In the domain name investment market, many potential domain names are not activated because they are held by large companies. Such domain names are often shelved due to company mergers and acquisitions, product discontinuation, etc. As a domain name investor, it is tempting to buy such idle domain names from large companies, but it also faces many challenges. The following are typical problems and experience summaries I encountered in the process of domain name purchase.
1. Find the right decision maker
First of all, it is often not easy to contact the right decision maker. Usually, the contact information on the Whois record usually points to the IT department or a general company email address. These contacts usually do not have the decision-making power for domain name sales. Many times, the IT department receives a large number of emails, and the investor's inquiry email is likely to be ignored or cannot be conveyed to the decision-making level.
In addition to Whois information, another strategy is to find people or departments that have influence on domain name management or sales through research. Sending a sincere offer often helps to attract the attention of the right people. Concisely and clearly expressing the purchase intention in the email and explaining the potential transaction advantages can sometimes help you take the first step to success.
2. Obtain sales authorization
Once the decision maker is found, obtaining approval to sell the domain name is the next level. Companies generally don’t sell domains that are related to their normal business. Even if the domain is ostensibly idle, it may still be used for backend functions, such as corporate email, SEO traffic, etc. Some companies will not sell any domains at all, considering future reuse.
If a company decides to sell a domain, the challenges are not over. Even if there is an intention to sell, the negotiation process for a domain is still complicated, especially when the other party offers too high a price or lacks motivation to complete the deal. When negotiating the price of a domain with a large company, the relevant person in charge on the other side usually has no clear personal interests and may therefore lack the motivation to facilitate the transaction.
3. Complex legal process
If the price is agreed upon, the next step is the tedious legal review process. I usually send a draft purchase agreement, but the other party’s legal team almost always proposes modifications.
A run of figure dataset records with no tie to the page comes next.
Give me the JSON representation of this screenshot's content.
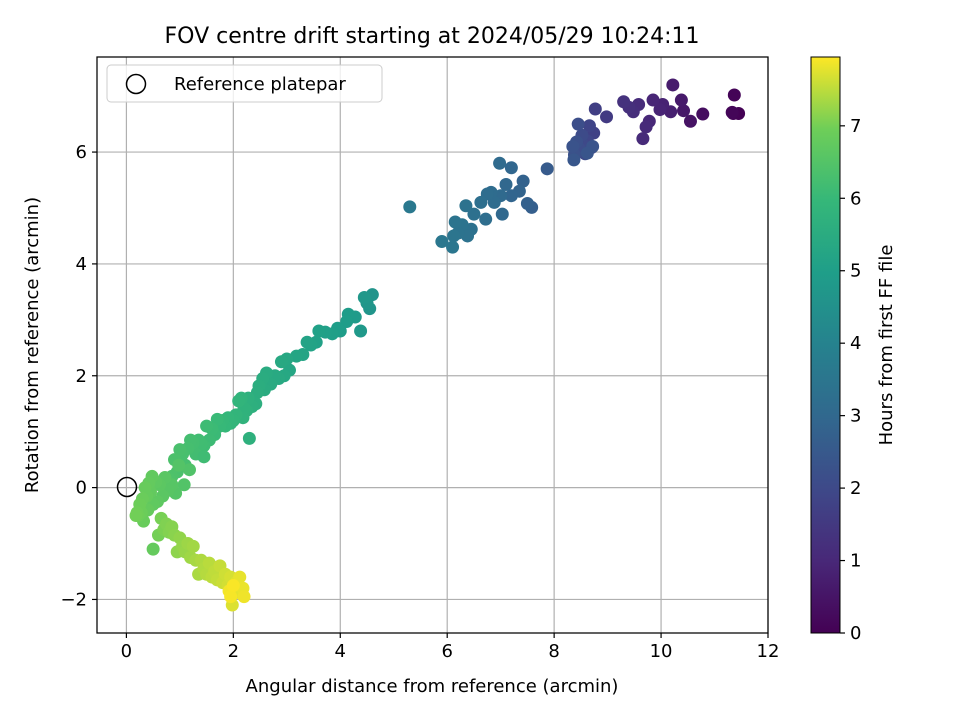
{
  "chart_data": {
    "type": "scatter",
    "title": "FOV centre drift starting at 2024/05/29 10:24:11",
    "xlabel": "Angular distance from reference (arcmin)",
    "ylabel": "Rotation from reference (arcmin)",
    "xlim": [
      -0.55,
      12.0
    ],
    "ylim": [
      -2.6,
      7.7
    ],
    "xticks": [
      0,
      2,
      4,
      6,
      8,
      10,
      12
    ],
    "xtick_labels": [
      "0",
      "2",
      "4",
      "6",
      "8",
      "10",
      "12"
    ],
    "yticks": [
      -2,
      0,
      2,
      4,
      6
    ],
    "ytick_labels": [
      "−2",
      "0",
      "2",
      "4",
      "6"
    ],
    "grid": true,
    "legend": {
      "position": "top-left",
      "entries": [
        "Reference platepar"
      ]
    },
    "reference_point": {
      "x": 0,
      "y": 0,
      "label": "Reference platepar"
    },
    "colorbar": {
      "label": "Hours from first FF file",
      "colormap": "viridis",
      "range": [
        0,
        7.95
      ],
      "ticks": [
        0,
        1,
        2,
        3,
        4,
        5,
        6,
        7
      ],
      "tick_labels": [
        "0",
        "1",
        "2",
        "3",
        "4",
        "5",
        "6",
        "7"
      ]
    },
    "points": [
      [
        11.45,
        6.69,
        0.02
      ],
      [
        11.35,
        6.69,
        0.05
      ],
      [
        11.37,
        7.02,
        0.08
      ],
      [
        11.33,
        6.71,
        0.12
      ],
      [
        10.78,
        6.68,
        0.3
      ],
      [
        10.55,
        6.55,
        0.45
      ],
      [
        10.42,
        6.74,
        0.55
      ],
      [
        10.38,
        6.93,
        0.62
      ],
      [
        10.22,
        7.2,
        0.7
      ],
      [
        10.18,
        6.72,
        0.78
      ],
      [
        10.03,
        6.85,
        0.85
      ],
      [
        9.98,
        6.76,
        0.9
      ],
      [
        9.85,
        6.93,
        0.95
      ],
      [
        9.78,
        6.55,
        1.0
      ],
      [
        9.72,
        6.45,
        1.05
      ],
      [
        9.66,
        6.24,
        1.08
      ],
      [
        9.58,
        6.85,
        1.12
      ],
      [
        9.48,
        6.72,
        1.18
      ],
      [
        9.4,
        6.8,
        1.22
      ],
      [
        9.3,
        6.9,
        1.3
      ],
      [
        8.98,
        6.63,
        1.55
      ],
      [
        8.77,
        6.77,
        1.7
      ],
      [
        8.74,
        6.34,
        1.75
      ],
      [
        8.7,
        6.08,
        1.8
      ],
      [
        8.66,
        6.47,
        1.85
      ],
      [
        8.62,
        6.2,
        1.9
      ],
      [
        8.58,
        5.97,
        1.95
      ],
      [
        8.55,
        6.12,
        2.0
      ],
      [
        8.52,
        6.3,
        2.05
      ],
      [
        8.48,
        6.05,
        2.1
      ],
      [
        8.45,
        6.5,
        2.15
      ],
      [
        8.42,
        6.18,
        2.2
      ],
      [
        8.38,
        5.95,
        2.25
      ],
      [
        8.35,
        6.1,
        2.3
      ],
      [
        8.72,
        6.1,
        2.33
      ],
      [
        8.62,
        5.98,
        2.38
      ],
      [
        8.37,
        5.86,
        2.42
      ],
      [
        7.87,
        5.7,
        2.55
      ],
      [
        7.58,
        5.01,
        2.7
      ],
      [
        7.5,
        5.08,
        2.75
      ],
      [
        7.42,
        5.48,
        2.8
      ],
      [
        7.35,
        5.3,
        2.85
      ],
      [
        7.2,
        5.22,
        2.9
      ],
      [
        7.2,
        5.72,
        2.95
      ],
      [
        7.1,
        5.42,
        3.0
      ],
      [
        7.03,
        4.89,
        3.02
      ],
      [
        7.0,
        5.22,
        3.05
      ],
      [
        6.98,
        5.8,
        3.08
      ],
      [
        6.88,
        5.1,
        3.12
      ],
      [
        6.82,
        5.28,
        3.15
      ],
      [
        6.75,
        5.25,
        3.18
      ],
      [
        6.72,
        4.8,
        3.2
      ],
      [
        6.63,
        5.1,
        3.25
      ],
      [
        6.5,
        4.89,
        3.3
      ],
      [
        6.45,
        4.62,
        3.32
      ],
      [
        6.38,
        4.5,
        3.35
      ],
      [
        6.35,
        5.04,
        3.38
      ],
      [
        6.28,
        4.7,
        3.4
      ],
      [
        6.2,
        4.55,
        3.42
      ],
      [
        6.15,
        4.75,
        3.45
      ],
      [
        6.12,
        4.5,
        3.47
      ],
      [
        6.1,
        4.3,
        3.5
      ],
      [
        5.9,
        4.4,
        3.55
      ],
      [
        5.3,
        5.02,
        3.6
      ],
      [
        4.6,
        3.45,
        4.6
      ],
      [
        4.55,
        3.2,
        4.65
      ],
      [
        4.5,
        3.3,
        4.7
      ],
      [
        4.45,
        3.4,
        4.75
      ],
      [
        4.38,
        2.8,
        4.8
      ],
      [
        4.28,
        3.05,
        4.85
      ],
      [
        4.15,
        3.1,
        4.9
      ],
      [
        4.12,
        2.97,
        4.92
      ],
      [
        4.0,
        2.8,
        4.95
      ],
      [
        3.95,
        2.85,
        4.98
      ],
      [
        3.85,
        2.75,
        5.0
      ],
      [
        3.72,
        2.78,
        5.05
      ],
      [
        3.6,
        2.8,
        5.08
      ],
      [
        3.55,
        2.6,
        5.1
      ],
      [
        3.45,
        2.55,
        5.15
      ],
      [
        3.38,
        2.6,
        5.18
      ],
      [
        3.3,
        2.38,
        5.22
      ],
      [
        3.18,
        2.35,
        5.25
      ],
      [
        3.05,
        2.1,
        5.3
      ],
      [
        3.0,
        2.3,
        5.32
      ],
      [
        2.95,
        2.0,
        5.35
      ],
      [
        2.9,
        2.25,
        5.38
      ],
      [
        2.85,
        1.95,
        5.4
      ],
      [
        2.78,
        2.0,
        5.42
      ],
      [
        2.7,
        1.85,
        5.45
      ],
      [
        2.62,
        2.05,
        5.48
      ],
      [
        2.58,
        1.75,
        5.5
      ],
      [
        2.55,
        1.95,
        5.53
      ],
      [
        2.48,
        1.82,
        5.56
      ],
      [
        2.45,
        1.7,
        5.58
      ],
      [
        2.42,
        1.5,
        5.6
      ],
      [
        2.35,
        1.45,
        5.65
      ],
      [
        2.28,
        1.6,
        5.68
      ],
      [
        2.25,
        1.38,
        5.72
      ],
      [
        2.2,
        1.42,
        5.75
      ],
      [
        2.18,
        1.25,
        5.78
      ],
      [
        2.15,
        1.6,
        5.8
      ],
      [
        2.1,
        1.55,
        5.83
      ],
      [
        2.05,
        1.3,
        5.85
      ],
      [
        2.0,
        1.2,
        5.88
      ],
      [
        1.95,
        1.15,
        5.9
      ],
      [
        1.9,
        1.25,
        5.93
      ],
      [
        1.85,
        1.1,
        5.96
      ],
      [
        1.8,
        1.2,
        5.98
      ],
      [
        1.75,
        1.1,
        6.0
      ],
      [
        1.7,
        1.22,
        6.03
      ],
      [
        1.65,
        0.95,
        6.06
      ],
      [
        1.6,
        1.05,
        6.08
      ],
      [
        1.55,
        0.85,
        6.1
      ],
      [
        1.5,
        1.1,
        6.12
      ],
      [
        1.45,
        0.75,
        6.14
      ],
      [
        1.4,
        0.78,
        6.16
      ],
      [
        1.35,
        0.85,
        6.18
      ],
      [
        1.3,
        0.6,
        6.2
      ],
      [
        1.25,
        0.8,
        6.22
      ],
      [
        1.2,
        0.85,
        6.24
      ],
      [
        1.15,
        0.7,
        6.26
      ],
      [
        1.1,
        0.4,
        6.28
      ],
      [
        1.05,
        0.6,
        6.3
      ],
      [
        1.0,
        0.68,
        6.32
      ],
      [
        0.95,
        0.28,
        6.35
      ],
      [
        0.9,
        0.5,
        6.37
      ],
      [
        0.85,
        0.2,
        6.4
      ],
      [
        0.8,
        0.15,
        6.42
      ],
      [
        2.3,
        0.88,
        5.7
      ],
      [
        1.45,
        0.55,
        6.15
      ],
      [
        1.18,
        0.32,
        6.45
      ],
      [
        1.08,
        0.05,
        6.48
      ],
      [
        0.98,
        0.4,
        6.5
      ],
      [
        0.92,
        -0.1,
        6.52
      ],
      [
        0.85,
        0.05,
        6.55
      ],
      [
        0.78,
        -0.05,
        6.58
      ],
      [
        0.72,
        0.18,
        6.6
      ],
      [
        0.68,
        -0.15,
        6.62
      ],
      [
        0.62,
        0.05,
        6.65
      ],
      [
        0.58,
        -0.25,
        6.68
      ],
      [
        0.55,
        0.1,
        6.7
      ],
      [
        0.5,
        -0.3,
        6.72
      ],
      [
        0.48,
        0.2,
        6.74
      ],
      [
        0.45,
        -0.08,
        6.76
      ],
      [
        0.42,
        0.08,
        6.78
      ],
      [
        0.4,
        -0.4,
        6.8
      ],
      [
        0.38,
        -0.15,
        6.82
      ],
      [
        0.35,
        0.0,
        6.84
      ],
      [
        0.32,
        -0.6,
        6.86
      ],
      [
        0.3,
        -0.2,
        6.88
      ],
      [
        0.28,
        -0.45,
        6.9
      ],
      [
        0.25,
        -0.3,
        6.92
      ],
      [
        0.22,
        -0.5,
        6.94
      ],
      [
        0.2,
        -0.45,
        6.96
      ],
      [
        0.18,
        -0.5,
        6.98
      ],
      [
        0.5,
        -1.1,
        6.8
      ],
      [
        0.6,
        -0.85,
        7.0
      ],
      [
        0.65,
        -0.55,
        7.02
      ],
      [
        0.7,
        -0.75,
        7.05
      ],
      [
        0.75,
        -0.65,
        7.08
      ],
      [
        0.8,
        -0.8,
        7.1
      ],
      [
        0.85,
        -0.7,
        7.12
      ],
      [
        0.9,
        -0.85,
        7.15
      ],
      [
        0.95,
        -1.15,
        7.18
      ],
      [
        1.0,
        -0.9,
        7.2
      ],
      [
        1.05,
        -1.05,
        7.22
      ],
      [
        1.1,
        -1.15,
        7.25
      ],
      [
        1.15,
        -1.0,
        7.28
      ],
      [
        1.2,
        -1.25,
        7.3
      ],
      [
        1.25,
        -1.05,
        7.32
      ],
      [
        1.3,
        -1.3,
        7.35
      ],
      [
        1.35,
        -1.55,
        7.38
      ],
      [
        1.4,
        -1.3,
        7.4
      ],
      [
        1.45,
        -1.45,
        7.42
      ],
      [
        1.5,
        -1.55,
        7.45
      ],
      [
        1.55,
        -1.35,
        7.48
      ],
      [
        1.6,
        -1.6,
        7.5
      ],
      [
        1.65,
        -1.5,
        7.52
      ],
      [
        1.7,
        -1.65,
        7.55
      ],
      [
        1.75,
        -1.4,
        7.57
      ],
      [
        1.8,
        -1.7,
        7.6
      ],
      [
        1.85,
        -1.55,
        7.62
      ],
      [
        1.9,
        -1.75,
        7.65
      ],
      [
        1.95,
        -1.6,
        7.68
      ],
      [
        2.0,
        -1.9,
        7.7
      ],
      [
        1.98,
        -2.1,
        7.72
      ],
      [
        2.05,
        -1.7,
        7.75
      ],
      [
        2.1,
        -1.85,
        7.78
      ],
      [
        2.12,
        -1.6,
        7.8
      ],
      [
        2.18,
        -1.8,
        7.82
      ],
      [
        2.2,
        -1.95,
        7.85
      ],
      [
        1.92,
        -1.85,
        7.88
      ],
      [
        1.95,
        -1.95,
        7.9
      ],
      [
        2.0,
        -1.75,
        7.92
      ]
    ]
  }
}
Multiple rounds of contract modifications are very time-consuming and, if lawyers are involved in review, the cost is also quite high. In addition, sometimes there will be internal personnel changes in the company, and the new management may suspend or terminate the sale for various reasons, adding more uncertainty.
Once all parties finally sign the purchase agreement, the transaction usually goes smoothly. However, sometimes the other party has difficulty with the Escrow.com verification process, especially when it comes to KYC (know your customer) audits. Some company executives are unfamiliar with the Escrow.com process and refuse to submit identification documents. In this case, I will choose lawyers to escrow, but this will also lead to time delays and contract revisions.
4. Details in the transfer process
After completing the agreement and escrow arrangements, the remaining steps are relatively simple. I will provide the seller with detailed instructions on how to apply for and send the authorization code to start the transfer process. Clear instructions can save communication time for both parties, especially reducing the large number of email exchanges, ensuring a smooth transaction.
5. The sense of achievement after completing the transaction
Successfully acquiring a domain name held by a large company often brings a great sense of achievement. Usually, this process involves a lot of time, energy and even financial investment, and has gone through several rounds of negotiations and contract modifications. For these domain names that have never been sold on the market, many competitors give up due to failure in the initial communication stage. Although buying domain names from large companies may involve higher financial risks, as investors gain experience, they can gradually improve their negotiation skills, thereby reducing risks and securing high-quality domain names with potential.